Ela já nasce macia e com uma essência acalentadora. Tal como a textura do veludo do lençol abraçando o corpo endurecido pelas lágrimas que escorrem sem controle pelo rosto, a melodia introdutória vem com agradáveis e aconchegantes sensos de conforto e, principalmente, compaixão. Serena não apenas pela suavidade do violão, mas também pela doçura inserida de maneira gentil pelo acordeão de Damiano Della Torre, House On The Cliffs garante uma silhueta tocante também por meio da delicadeza com que as notas do piano se pronunciam em meio à melodia. Contagiante em sua cadência quase linear, a canção, por meio de seu semi minimalismo estético, se transforma por completo em algo dramático quando Renfordt atinge o auge de sua narrativa. É nesse momento em que o espectador se convalesce frente convalesce à história de um casal que sucumbiu à crise econômica. Uma história que prende a atenção até mesmo do ouvinte mais desatento.
A bateria dá o movimento. A gaita, a doçura estridente. E o piano, a delicadeza. Com essa trinca, o despertar de Sweet Freedom já garante boa harmonia em meio a uma energia curiosamente nostálgica que se transforma em um senso desmedido de liberdade. É como observar uma estrada pavimentada em linha reta. Livre. Vazia. Apenas com o céu azul como companhia. Fresca e contagiante, mas principalmente, difundidora de uma energia latente e gritante de independência, a canção tem um refrão marcante, principalmente pelas palavras de impacto cantadas em dueto entre Renfordt e Jennie Sabi. Sweet Freedom é uma canção que, apesar de sua maciez estrutural, apresenta um turning point marcante em sua história. Afinal, quando parecia se tratar de uma canção de amor por alguém racional, se mostrou uma relação de paixão avassaladora por algo inanimado. Esse algo é a guitarra e a música. Uma espécie de liberdade que era negada pelas instituições sociais do casamento e do trabalho.
Um material fresco, doce, contagiante. Solar e doce. Vain Regrets é um EP que ressalta a força do folk como elemento a representar toda a camada social do interior de um país de proporções continentais.
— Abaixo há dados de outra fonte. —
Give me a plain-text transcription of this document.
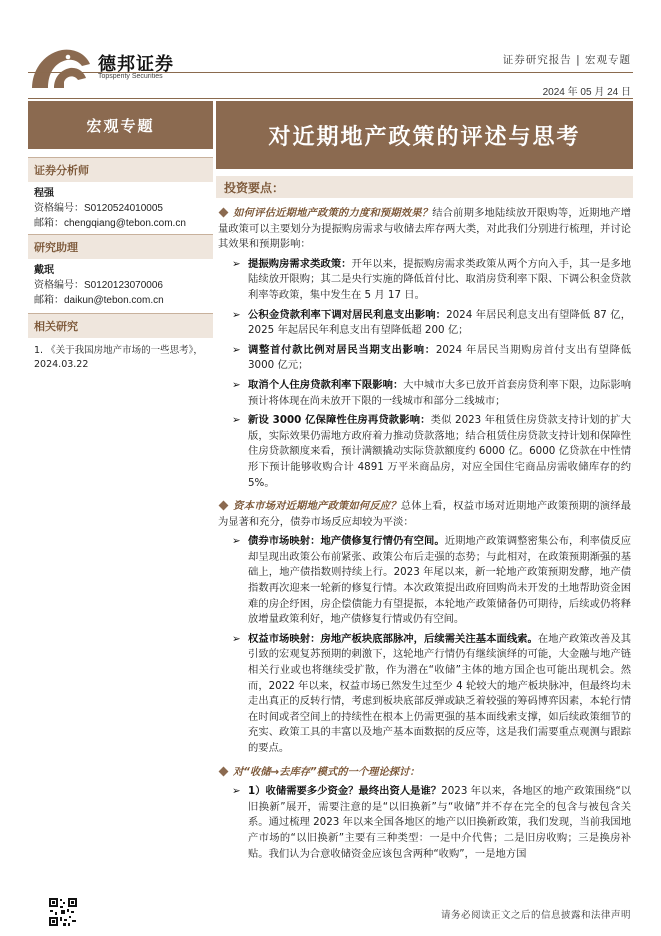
德邦证券
Topsperity Securities
证券研究报告 | 宏观专题
2024 年 05 月 24 日
宏观专题	对近期地产政策的评述与思考
证券分析师
程强
资格编号：S0120524010005
邮箱：chengqiang@tebon.com.cn
研究助理
戴珉
资格编号：S0120123070006
邮箱：daikun@tebon.com.cn
相关研究
1. 《关于我国房地产市场的一些思考》，2024.03.22
投资要点：
如何评估近期地产政策的力度和预期效果？结合前期多地陆续放开限购等，近期地产增量政策可以主要划分为提振购房需求与收储去库存两大类，对此我们分别进行梳理，并讨论其效果和预期影响：
➢ 提振购房需求类政策：开年以来，提振购房需求类政策从两个方向入手，其一是多地陆续放开限购；其二是央行实施的降低首付比、取消房贷利率下限、下调公积金贷款利率等政策，集中发生在 5 月 17 日。
➢ 公积金贷款利率下调对居民利息支出影响：2024 年居民利息支出有望降低 87 亿，2025 年起居民年利息支出有望降低超 200 亿；
➢ 调整首付款比例对居民当期支出影响：2024 年居民当期购房首付支出有望降低 3000 亿元；
➢ 取消个人住房贷款利率下限影响：大中城市大多已放开首套房贷利率下限，边际影响预计将体现在尚未放开下限的一线城市和部分二线城市；
➢ 新设 3000 亿保障性住房再贷款影响：类似 2023 年租赁住房贷款支持计划的扩大版，实际效果仍需地方政府着力推动贷款落地；结合租赁住房贷款支持计划和保障性住房贷款额度来看，预计满额撬动实际贷款额度约 6000 亿。6000 亿贷款在中性情形下预计能够收购合计 4891 万平米商品房，对应全国住宅商品房需收储库存的约 5%。
资本市场对近期地产政策如何反应？总体上看，权益市场对近期地产政策预期的演绎最为显著和充分，债券市场反应却较为平淡：
➢ 债券市场映射：地产债修复行情仍有空间。近期地产政策调整密集公布，利率债反应却呈现出政策公布前紧张、政策公布后走强的态势；与此相对，在政策预期渐强的基础上，地产债指数则持续上行。2023 年尾以来，新一轮地产政策预期发酵，地产债指数再次迎来一轮新的修复行情。本次政策提出政府回购尚未开发的土地帮助资金困难的房企纾困，房企偿债能力有望提振，本轮地产政策储备仍可期待，后续或仍将释放增量政策利好，地产债修复行情或仍有空间。
➢ 权益市场映射：房地产板块底部脉冲，后续需关注基本面线索。在地产政策改善及其引致的宏观复苏预期的刺激下，这轮地产行情仍有继续演绎的可能，大金融与地产链相关行业或也将继续受扩散，作为潜在“收储”主体的地方国企也可能出现机会。然而，2022 年以来，权益市场已然发生过至少 4 轮较大的地产板块脉冲，但最终均未走出真正的反转行情，考虑到板块底部反弹或缺乏着较强的筹码博弈因素，本轮行情在时间或者空间上的持续性在根本上仍需更强的基本面线索支撑，如后续政策细节的充实、政策工具的丰富以及地产基本面数据的反应等，这是我们需要重点观测与跟踪的要点。
对“收储→去库存”模式的一个理论探讨：
➢ 1）收储需要多少资金？最终出资人是谁？2023 年以来，各地区的地产政策围绕“以旧换新”展开，需要注意的是“以旧换新”与“收储”并不存在完全的包含与被包含关系。通过梳理 2023 年以来全国各地区的地产以旧换新政策，我们发现，当前我国地产市场的“以旧换新”主要有三种类型：一是中介代售；二是旧房收购；三是换房补贴。我们认为合意收储资金应该包含两种“收购”，一是地方国
请务必阅读正文之后的信息披露和法律声明
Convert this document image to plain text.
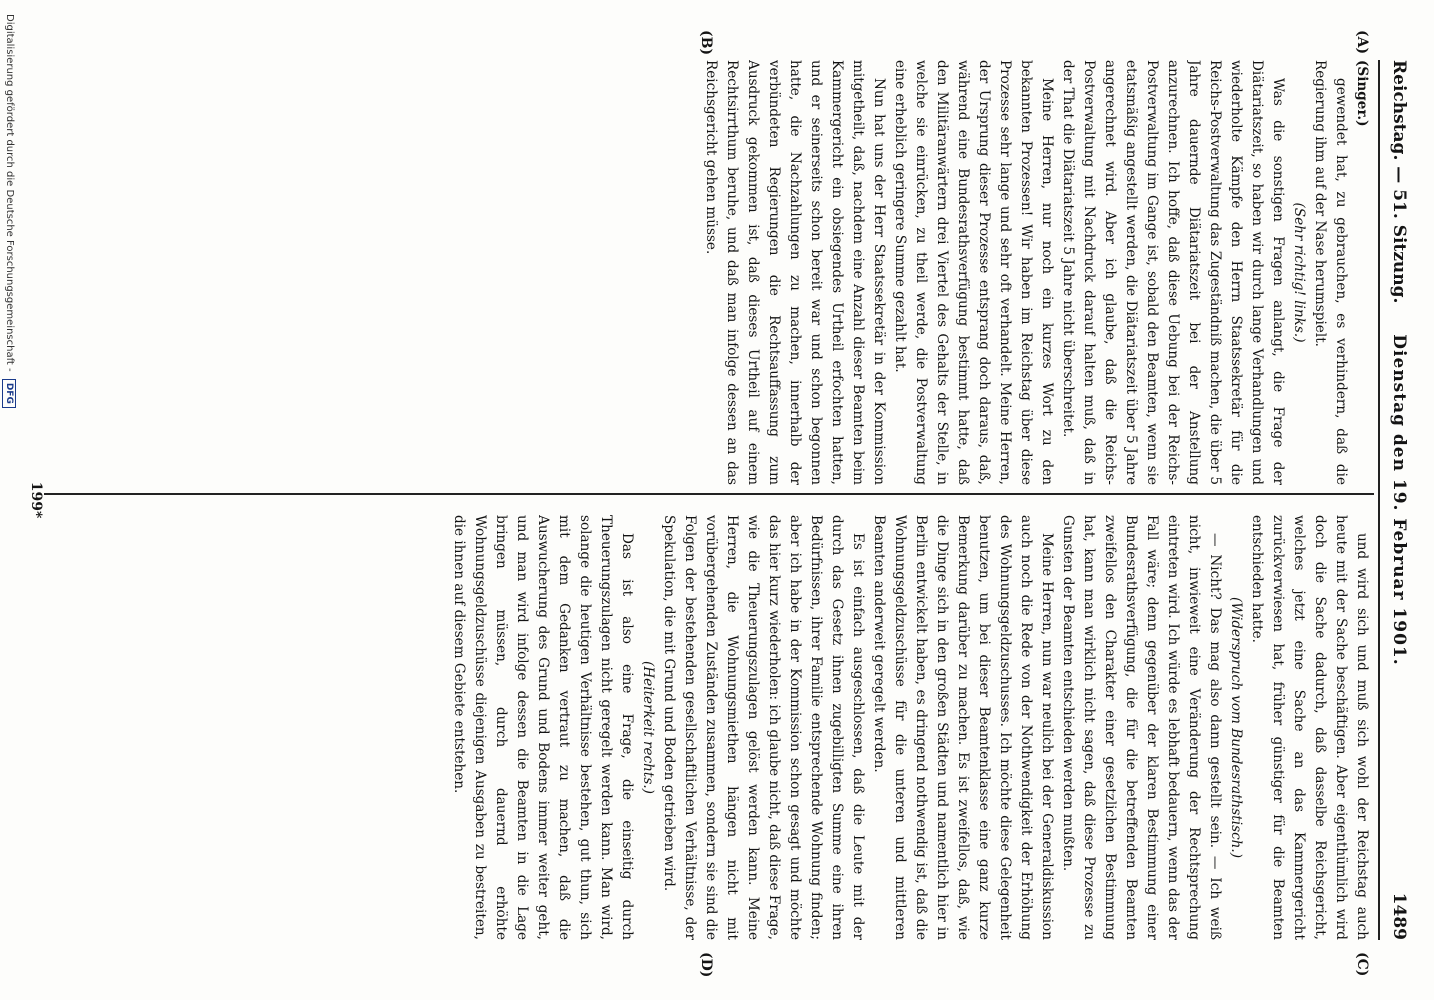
Reichstag. — 51. Sitzung.
Dienstag den 19. Februar 1901.
1489
(A)
(B)
(C)
(D)

(Singer.)

gewendet hat, zu gebrauchen, es verhindern, daß die Regierung ihm auf der Nase herumspielt.

(Sehr richtig! links.)

Was die sonstigen Fragen anlangt, die Frage der Diätariatszeit, so haben wir durch lange Verhandlungen und wiederholte Kämpfe den Herrn Staatssekretär für die Reichs-Postverwaltung das Zugeständniß machen, die über 5 Jahre dauernde Diätariatszeit bei der Anstellung anzurechnen. Ich hoffe, daß diese Uebung bei der Reichs-Postverwaltung im Gange ist, sobald den Beamten, wenn sie etatsmäßig angestellt werden, die Diätariatszeit über 5 Jahre angerechnet wird. Aber ich glaube, daß die Reichs-Postverwaltung mit Nachdruck darauf halten muß, daß in der That die Diätariatszeit 5 Jahre nicht überschreitet.

Meine Herren, nur noch ein kurzes Wort zu den bekannten Prozessen! Wir haben im Reichstag über diese Prozesse sehr lange und sehr oft verhandelt. Meine Herren, der Ursprung dieser Prozesse entsprang doch daraus, daß, während eine Bundesrathsverfügung bestimmt hatte, daß den Militäranwärtern drei Viertel des Gehalts der Stelle, in welche sie einrücken, zu theil werde, die Postverwaltung eine erheblich geringere Summe gezahlt hat.

Nun hat uns der Herr Staatssekretär in der Kommission mitgetheilt, daß, nachdem eine Anzahl dieser Beamten beim Kammergericht ein obsiegendes Urtheil erfochten hatten, und er seinerseits schon bereit war und schon begonnen hatte, die Nachzahlungen zu machen, innerhalb der verbündeten Regierungen die Rechtsauffassung zum Ausdruck gekommen ist, daß dieses Urtheil auf einem Rechtsirrthum beruhe, und daß man infolge dessen an das Reichsgericht gehen müsse.

und wird sich und muß sich wohl der Reichstag auch heute mit der Sache beschäftigen. Aber eigenthümlich wird doch die Sache dadurch, daß dasselbe Reichsgericht, welches jetzt eine Sache an das Kammergericht zurückverwiesen hat, früher günstiger für die Beamten entschieden hatte.

(Widerspruch vom Bundesrathstisch.)

— Nicht? Das mag also dann gestellt sein. — Ich weiß nicht, inwieweit eine Veränderung der Rechtsprechung eintreten wird. Ich würde es lebhaft bedauern, wenn das der Fall wäre; denn gegenüber der klaren Bestimmung einer Bundesrathsverfügung, die für die betreffenden Beamten zweifellos den Charakter einer gesetzlichen Bestimmung hat, kann man wirklich nicht sagen, daß diese Prozesse zu Gunsten der Beamten entschieden werden mußten.

Meine Herren, nun war neulich bei der Generaldiskussion auch noch die Rede von der Nothwendigkeit der Erhöhung des Wohnungsgeldzuschusses. Ich möchte diese Gelegenheit benutzen, um bei dieser Beamtenklasse eine ganz kurze Bemerkung darüber zu machen. Es ist zweifellos, daß, wie die Dinge sich in den großen Städten und namentlich hier in Berlin entwickelt haben, es dringend nothwendig ist, daß die Wohnungsgeldzuschüsse für die unteren und mittleren Beamten anderweit geregelt werden.

Es ist einfach ausgeschlossen, daß die Leute mit der durch das Gesetz ihnen zugebilligten Summe eine ihren Bedürfnissen, ihrer Familie entsprechende Wohnung finden; aber ich habe in der Kommission schon gesagt und möchte das hier kurz wiederholen: ich glaube nicht, daß diese Frage, wie die Theuerungszulagen gelöst werden kann. Meine Herren, die Wohnungsmiethen hängen nicht mit vorübergehenden Zuständen zusammen, sondern sie sind die Folgen der bestehenden gesellschaftlichen Verhältnisse, der Spekulation, die mit Grund und Boden getrieben wird.

(Heiterkeit rechts.)

Das ist also eine Frage, die einseitig durch Theuerungszulagen nicht geregelt werden kann. Man wird, solange die heutigen Verhältnisse bestehen, gut thun, sich mit dem Gedanken vertraut zu machen, daß die Auswucherung des Grund und Bodens immer weiter geht, und man wird infolge dessen die Beamten in die Lage bringen müssen, durch dauernd erhöhte Wohnungsgeldzuschüsse diejenigen Ausgaben zu bestreiten, die ihnen auf diesem Gebiete entstehen.

199*
Digitalisierung gefördert durch die Deutsche Forschungsgemeinschaft - DFG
Por meio de seu som tipicamente sertanejo, ele dá vida ao deserto, refresca o céu de um calor escaldante e umedece a vegetação árida.
Entre suas seis faixas, o novo EP do The Cumberland River Project se torna marcante por diversos fatores. Sua melodia predominantemente macia é um detalhe que o torna acessível às massas. Já a inserção de instrumentos típicos do gênero musical a que representa é o seu grande charme. Acordeão, lap steel, dobro e gaita fazem de Vain Regrets um material charmoso e elegante.
As harmonias espalhadas em meio aos seus seis capítulos é um elemento que engrandece tanto enredo quanto melodia. Sempre serenas e doces, elas amplificam a sensibilidade do ouvinte em relação a toda e qualquer combinação sonora proposta pelo grupo. Mas são as letras as estrelas da festa.
Compostas inteira e integralmente por Frank Renfordt, cada uma das canções tem uma estrutura marcante, inquietante e penetrante. Por meio de sua estrutura narrativa calcada nas técnicas de storytelling, Renfordt torna faixas como Mr. Spaceman, House On The Cliffs e, em menor grau, Wish I Could Have Told You inquietantes devido à história que guardam por detrás das melodias. Old Friend entra na lista, mas não devidamente por conta exclusiva de seu enredo lírico, mas pela conjuntura de elementos.
Com um time de músicos eficiente, Vain Regrets se apresenta, então, como um material que consegue transitar de maneira fluida entre o folk, o blues e experimentações no campo da sonoridade sci-fi. Para deixar que cada sabor não se misture, o EP recebeu o trabalho de mixagem feito tanto pelo próprio Renfordt quanto por Dave Demay. Com o auxílio dos profissionais, o EP recebeu o tratamento necessário para que cada instrumento fosse degustado tanto em sua individualidade quanto como integrante de um corpo coletivo.
Fechando o escopo técnico, vem a arte de capa. Assinada entre Dirk Schmidt e Renfordt, ela captura a alma do EP. Não apenas pela simples razão de trazer a figura de Renfordt em evidência, mas por ser adornada por um tom de marrom que comunica, na ausência verbal, que o material abrange uma paisagem sertaneja e interiorana.
Lançado em 20 de março de 2024 de maneira independente, Vain Regrets é um EP feito por um time de músicos competente que transformam o folk em algo charmoso, belo e penetrante. Um material cheio de belas harmonias e enredos líricos bem construídos capazes de fazer com que cada ouvinte crie seu próprio longa-metragem mental.